Pour être riche en événements l'année 2008 le fut : crise financière, crise géorgienne, ralentissement économique et nouvelle tension politico-économique avec la Russie à propos de la question du gaz. Comme toujours les crises rebattent les cartes du jeu européen en créant des gagnants et perdants.

Le gagnant c'est la BCE qui était l'objet de très vives critiques de la part de bon nombre de gouvernement dont le gouvernement français et de pas mal d'experts qui l'accusaient de dogmatisme idéologique, de méconnaissance des contraintes économiques et plus généralement d'absence totale de souplesse politique. On n'aura pas ici la cruauté de rappeler les critiques de ceux qui trouvaient dans la Fed le contre-modèle d'une BCE rigide. On ne le fera pas car nous savons désormais que le laxisme monétaire de la Fed explique pour une bonne part la formidable défaillance du système financier américain et qu'à l'inverse la rigueur de la BCE permet de comprendre en partie pourquoi l'Europe n'a pas connu de crise financière aussi grave.

Le perdant c'est indiscutablement la Commission qui n'est désormais plus que l'ombre d'elle-même avec la bénédiction urbi et orbi de son président. La collégialité de cette institution est désormais purement formelle. La plupart des commissaires ont pour souci prioritaire de protéger leur portefeuille en passant entre eux des accords de non agression.

Le président de la Commission, lui, a passé un autre pacte. Avec les États membres et notamment les plus puissants d'entre eux.
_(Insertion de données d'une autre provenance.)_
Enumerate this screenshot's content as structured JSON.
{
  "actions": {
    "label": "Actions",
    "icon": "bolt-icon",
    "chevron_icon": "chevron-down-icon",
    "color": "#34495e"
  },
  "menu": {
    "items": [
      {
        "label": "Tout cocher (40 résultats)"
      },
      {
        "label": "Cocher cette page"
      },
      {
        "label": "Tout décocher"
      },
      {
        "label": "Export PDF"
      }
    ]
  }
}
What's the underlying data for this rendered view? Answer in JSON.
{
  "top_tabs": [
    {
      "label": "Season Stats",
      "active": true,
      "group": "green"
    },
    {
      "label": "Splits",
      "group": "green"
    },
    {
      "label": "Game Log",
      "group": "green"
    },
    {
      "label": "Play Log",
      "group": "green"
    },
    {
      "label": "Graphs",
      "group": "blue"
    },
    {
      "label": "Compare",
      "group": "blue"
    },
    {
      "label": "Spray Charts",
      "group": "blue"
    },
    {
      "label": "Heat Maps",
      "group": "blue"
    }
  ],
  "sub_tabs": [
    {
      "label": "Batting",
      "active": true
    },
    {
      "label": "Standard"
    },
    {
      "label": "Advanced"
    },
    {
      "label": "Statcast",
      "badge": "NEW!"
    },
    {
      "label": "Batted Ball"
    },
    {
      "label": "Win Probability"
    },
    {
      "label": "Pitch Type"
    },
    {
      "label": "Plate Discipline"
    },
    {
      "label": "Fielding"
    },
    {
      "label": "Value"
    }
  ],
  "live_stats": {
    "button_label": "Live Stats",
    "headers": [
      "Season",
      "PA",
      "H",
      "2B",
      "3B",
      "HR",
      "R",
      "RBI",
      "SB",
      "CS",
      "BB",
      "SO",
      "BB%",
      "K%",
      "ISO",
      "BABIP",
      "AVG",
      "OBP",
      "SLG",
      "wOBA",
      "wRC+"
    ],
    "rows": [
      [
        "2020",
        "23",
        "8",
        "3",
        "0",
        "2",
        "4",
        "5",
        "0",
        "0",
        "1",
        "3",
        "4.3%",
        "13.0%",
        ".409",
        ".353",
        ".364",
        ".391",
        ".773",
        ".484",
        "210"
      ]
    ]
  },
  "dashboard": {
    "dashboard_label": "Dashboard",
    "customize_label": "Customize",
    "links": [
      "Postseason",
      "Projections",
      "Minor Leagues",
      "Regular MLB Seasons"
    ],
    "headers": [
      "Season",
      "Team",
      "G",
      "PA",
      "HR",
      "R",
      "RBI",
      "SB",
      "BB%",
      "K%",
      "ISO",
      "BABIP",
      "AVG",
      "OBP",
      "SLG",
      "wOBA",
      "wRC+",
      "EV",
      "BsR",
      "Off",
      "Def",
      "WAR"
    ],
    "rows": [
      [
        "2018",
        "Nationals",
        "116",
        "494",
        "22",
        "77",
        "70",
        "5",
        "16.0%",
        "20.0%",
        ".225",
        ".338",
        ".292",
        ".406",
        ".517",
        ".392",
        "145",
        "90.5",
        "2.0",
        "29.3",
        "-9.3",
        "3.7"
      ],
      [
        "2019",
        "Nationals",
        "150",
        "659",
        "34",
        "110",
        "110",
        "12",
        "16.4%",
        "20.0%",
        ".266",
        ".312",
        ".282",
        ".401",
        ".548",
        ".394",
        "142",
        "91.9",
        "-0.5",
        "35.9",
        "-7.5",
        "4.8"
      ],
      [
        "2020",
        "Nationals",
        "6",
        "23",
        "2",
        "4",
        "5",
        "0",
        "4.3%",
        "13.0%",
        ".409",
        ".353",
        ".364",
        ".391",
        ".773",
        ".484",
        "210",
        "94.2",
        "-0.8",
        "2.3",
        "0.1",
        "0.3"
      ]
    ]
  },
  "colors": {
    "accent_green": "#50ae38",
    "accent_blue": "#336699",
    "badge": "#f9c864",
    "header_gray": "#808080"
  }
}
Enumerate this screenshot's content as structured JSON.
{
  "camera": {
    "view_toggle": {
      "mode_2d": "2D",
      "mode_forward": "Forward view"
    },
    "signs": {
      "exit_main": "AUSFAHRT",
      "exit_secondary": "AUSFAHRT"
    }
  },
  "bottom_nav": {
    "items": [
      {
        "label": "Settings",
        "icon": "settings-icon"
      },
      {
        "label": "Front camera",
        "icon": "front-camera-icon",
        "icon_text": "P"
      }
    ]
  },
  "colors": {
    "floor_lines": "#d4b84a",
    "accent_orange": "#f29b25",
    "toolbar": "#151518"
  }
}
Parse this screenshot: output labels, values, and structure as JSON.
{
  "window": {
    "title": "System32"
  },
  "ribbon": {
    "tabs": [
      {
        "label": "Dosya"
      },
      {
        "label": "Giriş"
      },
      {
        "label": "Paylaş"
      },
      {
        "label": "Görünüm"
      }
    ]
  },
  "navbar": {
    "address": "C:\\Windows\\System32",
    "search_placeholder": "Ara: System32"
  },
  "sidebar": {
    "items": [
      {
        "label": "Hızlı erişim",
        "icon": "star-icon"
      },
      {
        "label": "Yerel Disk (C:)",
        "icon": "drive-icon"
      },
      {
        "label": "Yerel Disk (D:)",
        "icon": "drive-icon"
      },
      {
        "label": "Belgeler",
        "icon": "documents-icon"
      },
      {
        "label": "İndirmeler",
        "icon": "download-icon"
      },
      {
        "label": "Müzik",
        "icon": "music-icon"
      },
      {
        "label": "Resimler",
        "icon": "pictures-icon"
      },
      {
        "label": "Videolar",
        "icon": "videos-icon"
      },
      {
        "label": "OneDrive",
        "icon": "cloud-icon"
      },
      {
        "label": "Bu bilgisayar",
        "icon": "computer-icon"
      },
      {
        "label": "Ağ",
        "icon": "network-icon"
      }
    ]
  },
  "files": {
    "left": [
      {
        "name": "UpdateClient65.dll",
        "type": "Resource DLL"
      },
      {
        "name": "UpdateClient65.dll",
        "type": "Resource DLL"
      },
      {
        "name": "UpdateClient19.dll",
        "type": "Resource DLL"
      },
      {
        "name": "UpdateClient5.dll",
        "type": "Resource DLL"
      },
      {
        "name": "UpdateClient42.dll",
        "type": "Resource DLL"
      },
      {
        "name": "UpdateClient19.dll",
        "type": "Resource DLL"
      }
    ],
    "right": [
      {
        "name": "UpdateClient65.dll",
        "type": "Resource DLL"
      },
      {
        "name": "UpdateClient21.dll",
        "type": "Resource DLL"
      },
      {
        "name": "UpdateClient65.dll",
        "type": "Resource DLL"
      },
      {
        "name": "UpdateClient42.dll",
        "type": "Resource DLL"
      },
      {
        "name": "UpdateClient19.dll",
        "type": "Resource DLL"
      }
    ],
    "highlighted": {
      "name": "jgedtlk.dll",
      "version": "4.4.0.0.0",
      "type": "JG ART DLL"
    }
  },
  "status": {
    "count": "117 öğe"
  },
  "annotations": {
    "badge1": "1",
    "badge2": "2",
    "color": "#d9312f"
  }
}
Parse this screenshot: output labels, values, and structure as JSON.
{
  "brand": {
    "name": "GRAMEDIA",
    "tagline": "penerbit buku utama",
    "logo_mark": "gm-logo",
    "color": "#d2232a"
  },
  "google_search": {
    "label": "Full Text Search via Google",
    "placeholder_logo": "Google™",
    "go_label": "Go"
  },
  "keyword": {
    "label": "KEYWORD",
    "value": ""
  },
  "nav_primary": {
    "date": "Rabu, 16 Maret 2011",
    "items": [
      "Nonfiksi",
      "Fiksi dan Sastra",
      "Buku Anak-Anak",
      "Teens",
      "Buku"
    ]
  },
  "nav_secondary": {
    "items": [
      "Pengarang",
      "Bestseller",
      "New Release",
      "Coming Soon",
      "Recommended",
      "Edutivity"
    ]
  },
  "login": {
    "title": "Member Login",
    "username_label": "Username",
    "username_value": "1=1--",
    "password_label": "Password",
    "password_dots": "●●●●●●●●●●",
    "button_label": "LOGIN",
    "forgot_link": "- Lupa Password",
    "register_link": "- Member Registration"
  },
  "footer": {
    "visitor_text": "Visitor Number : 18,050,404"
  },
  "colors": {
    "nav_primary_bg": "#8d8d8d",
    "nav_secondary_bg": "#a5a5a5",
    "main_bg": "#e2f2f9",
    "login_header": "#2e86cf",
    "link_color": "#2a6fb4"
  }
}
Contre une docilité politique dont il soigne à l'évidence les signes extérieurs, il espère obtenir la reconduction de son mandat si la majorité de droite au Parlement européen est reconduite aux élections de juin 2009. La contrepartie a été l'émergence d'un véritable directoire des grands États, un directoire que le président de la République française a magnifiquement représenté. D'abord pendant la crise géorgienne. Ensuite à la faveur de la crise financière. Pendant la crise géorgienne, ce directoire a fait preuve d'un indéniable activisme même si dans les faits, l'activisme a d'abord été celui du premier consul français. Ce dernier est parvenu à passer outre aux oppositions américaines qui souhaitaient à l'évidence que l'Europe opte pour une politique de confrontation avec la Russie sans néanmoins fournir d'éléments concrets capables de conforter un tel choix. Le mérite de Nicolas Sarkozy dans cette affaire est d'avoir fait accepter une ligne relativement modérée face à la Russie contre le réflexe spontané de bon nombre d'anciens pays d'Europe centrale et orientale pour qui en découdre avec Moscou constitue un impératif catégorique.

Pourtant si l'activisme de ce directoire a considérablement rehaussé l'image d'une Europe capable d'agir face à une crise internationale sans forcément attendre que les États-Unis lui en donnent l'autorisation, ses résultats restent ambigus voire limités. Moscou a atteint tous ses objectifs politiques et les perspectives de retour dans le giron géorgien de l'Abkhazie et de l'Ossétie du Sud semblent pratiquement hors de portée. À Genève les négociations sur les perspectives d'un règlement sont totalement bloquées et cela dans une indifférence quasi générale. On trouve là les limites non seulement de l'activisme européen, mais également celles du sarkozysme diplomatique. Tout se passe d'ailleurs comme si ce dernier cherchait à obtenir un premier résultat mais à s'en détourner immédiatement si celui-ci n'en produisait pas rapidement les effets médiatiques. On l'a vu à propos de la Colombie, on l'a vu d'une certaine manière à propos de la Géorgie. On le voit encore aujourd'hui à propos du drame de Gaza. Le président français a effectué une mission au Proche-Orient dès le début de l'attaque israélienne. Mais depuis il s'est imposé le silence même s'il pourra toujours dire que c'est l'initiative franco-égyptienne qui a débouché sur un cessez-le-feu décrété unilatéralement par Israël après que celui-ci ait atteint ses objectifs....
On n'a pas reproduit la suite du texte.